I always compare this show to Fringe, b/c I bingewatched Fringe right before starting on this show, and also b/c Roberto Orci was an executive producer on both, and I have to point out that Fringe also had an ep w/ a super accelerated pregnancy, so it felt EXTRA lame and derivative to me.

I also second the comments on the lameness of Abraham! (And Henry last episode.) They are two of the HORSEMEN OF THE APOCALYPSE, why are they so whiny and easy to beat up? I'm having a hard time seeing any of these demons as a legit threat now if DEATH is defeated by sunlight, come on.
posted by leesh at 4:35 PM on November 4, 2014


I never had any particularly strong pro/anti-Katrina feelings, but I'm definitely nervous about how her presence will affect the Ichabod+Abbie scenes going forward. Even in this episode - Ichabod only learned about CPR as of last week, wouldn't it have been better if Abbie had been doing the chest compressions and telling him when to give the breaths? Instead they just had her sitting there silently emoting while Crane did the whole resuscitation himself.
posted by oh yeah! at 7:33 PM on November 4, 2014


I take ten episodes with Katrina over one episode with Hawley.
posted by Pendragon at 1:27 AM on November 5, 2014 [1 favorite]

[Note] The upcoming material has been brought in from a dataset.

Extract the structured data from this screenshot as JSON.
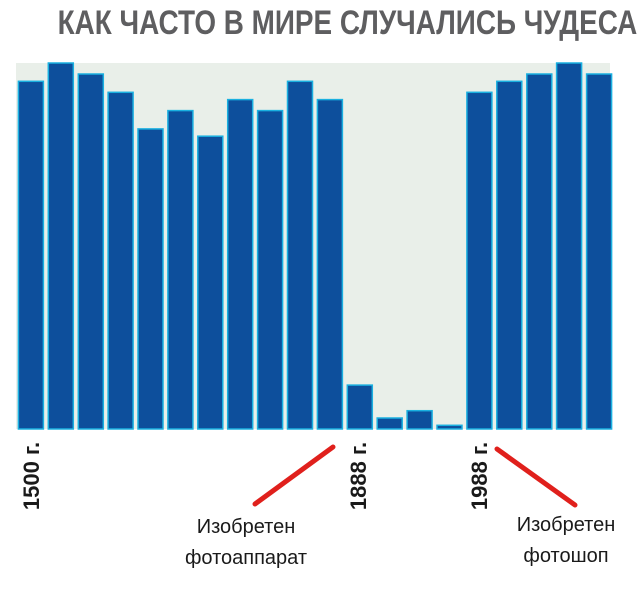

Apparently Selfie has been canceled, so maybe we'll get John Cho back, which would be great.
posted by PussKillian at 8:07 PM on November 7, 2014


I mean this is a show based in Sleepy Hollow, shouldn't the Horseman be a little less whiny and easily whipped by Henry and his goons?

Yeah, I felt really bad for him this week, and also really irritated that Katrina didn't explain more about he tried to protect her from Henry's creepy doctor goons. Hopefully they will all end up working together to throw Henry into scenery-chewing hell with his facepeeler buddy forever.

John Noble has always been hilariously OTT but it is really starting to grate on me.